24 aprile 1915 - 24 aprile 2015

Il 24 aprile 1915 gli armeni ricordano Metz Yeghern (il Grande Male), che designa lo Sterminio di un milione e mezzo di civili armeni, deciso dal  governo dei “giovani turchi” durante la Prima guerra mondiale. Per ricordare evento proponiamo la poesia "Il carro dei cadaveri" di Daniel Varujan, intellettuale armeno ucciso. Per una di quelle strane coincidenze, quando fu ucciso aveva In tasca la raccolta di poesie che aveva intitolato “Il canto del pane”, un testo che fu ritenuto perduto per molti anni. Dopo la fine della Prima guerra mondiale, alcuni amici superstiti decisero di darsi da fare per cercarlo. Ingaggiarono un agente segreto, Arshavir Esayan, che lo ritrovò fra l’enorme quantitativo di beni sequestrati dagli armeni. Pubblicata a Costantinopoli nel 1921, la raccolta diventò il simbolo della vita del popolo armeno, i versi di una generazione spezzata. Le crude immagini della poesia che la contraddistinguono sono un invito alla riflessione sull'efferatezza di tutti i massacri, contro qualunque a o etnia.

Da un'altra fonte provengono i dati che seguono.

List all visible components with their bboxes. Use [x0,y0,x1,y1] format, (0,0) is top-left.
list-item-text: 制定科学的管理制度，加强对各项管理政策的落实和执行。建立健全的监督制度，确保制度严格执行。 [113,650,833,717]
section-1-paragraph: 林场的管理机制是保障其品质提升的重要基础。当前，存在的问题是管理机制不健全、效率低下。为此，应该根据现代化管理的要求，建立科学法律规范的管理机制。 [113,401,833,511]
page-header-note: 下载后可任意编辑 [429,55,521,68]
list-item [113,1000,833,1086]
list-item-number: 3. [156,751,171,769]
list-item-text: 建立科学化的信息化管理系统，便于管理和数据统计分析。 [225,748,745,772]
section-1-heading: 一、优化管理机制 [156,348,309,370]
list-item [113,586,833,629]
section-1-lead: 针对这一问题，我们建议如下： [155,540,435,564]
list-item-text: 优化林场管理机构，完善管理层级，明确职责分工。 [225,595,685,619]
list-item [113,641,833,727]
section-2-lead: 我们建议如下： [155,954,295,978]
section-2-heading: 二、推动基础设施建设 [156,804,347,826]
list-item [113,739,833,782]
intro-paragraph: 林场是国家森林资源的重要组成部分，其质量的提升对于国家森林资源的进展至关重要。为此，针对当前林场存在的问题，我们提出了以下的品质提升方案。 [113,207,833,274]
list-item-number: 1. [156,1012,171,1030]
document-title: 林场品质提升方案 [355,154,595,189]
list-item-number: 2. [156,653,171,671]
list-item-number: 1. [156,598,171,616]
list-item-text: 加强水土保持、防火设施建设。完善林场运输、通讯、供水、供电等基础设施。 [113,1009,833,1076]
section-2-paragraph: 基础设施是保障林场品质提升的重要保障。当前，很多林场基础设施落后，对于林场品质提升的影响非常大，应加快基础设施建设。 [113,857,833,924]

Verso sera per le strade deserte
passa un carro cigolando.
Un cavallo sauro lo tira, dietro
cammina un soldato ubriaco.

È la bara dei massacrati, che va
al cimitero degli Armeni.
Il sole al tramonto distende
sul carro una sindone d’oro.

Il cavallo è magro: trascina a stento
il raccolto dei suoi padroni crudeli.
Con le orecchie pendenti, sembra
riflettere intensamente a quanti

Secoli servono per arrivare all’ultimo
fienile dei santi mietuti ……
E sui muri intorno la sua coda pendente
Spruzza sempre, sempre sangue.

E ancora sangue continua a sgorgare
dai cerchi delle ruote,
come se il carro trasportasse rose, come se fosse
dell’aurora il carro di fuoco.

Sono uno sull’altro i cadaveri, il figlio
nei riccioli della madre avvolto.
Uno ha ficcato l’intero pugno
nella calda ferita aperta dell’altro.

E un vecchio con la mandibola in frantumi
fissa gli occhi nel cielo,
dove una maledizione e una preghiera
si mescolano alla nera vendetta.

L’intestino uscito fuori di un altro
penzola giù dal carro:
un cane da dietro l’afferrae
si dedica a divorarlo.

Non hanno più forma né testa: portano
ferite di mille armi.
Il loro corpo è già fratello alla terra:
ecco, vanno al cimitero.

Su di loro nessuno viene a piangere
o a dare l’estremo saluto:
nel silenzio della città solo l’odore del sangue
va attorno con lo zefiro.

Ma nel buio di finestra in finestra
ecco, candele si accendono:
sono le nonne che pregano di nascosto
sulla bara rossa.

E allora su un balcone
esce bella una vergine,
e piangendo lancia un pugno di rose
sul carro che passa.

Il 24 aprile 1915, con l’arresto e la deportazione dell’intera élite armena di Costantinopoli – ecclesiastici, politici, letterati, avvocati e giornalisti -, prese il via l’eliminazione sistematica del popolo armeno sul territorio ottomano. Nella sola primavera del 1915 circa 600 mila armeni furono massacrati dall’esercito turco.  Gran parte dei massacri avvenne il 24 aprile. Tra le prime vittime, ci furono i maschi adulti, chiamati a prestare servizio militare, e passati per le armi. Seguì la fase dei massacri e delle violenze indiscriminate sulla popolazione civile. Per ultimo, i superstiti furono costretti ad una terribile marcia nel deserto, con destinazione Deir es-Zor, in Mesopotamia. Lungo il cammino, i prigionieri, lasciati senza cibo, acqua e scorta, morirono a migliaia. I sopravvissuti furono gettati in caverne e bruciati vivi, altri annegati nel fiume Eufrate e nel Mar Nero. Pochissimi furono coloro che, per salvare la vita, rinnegarono la fede dei padri.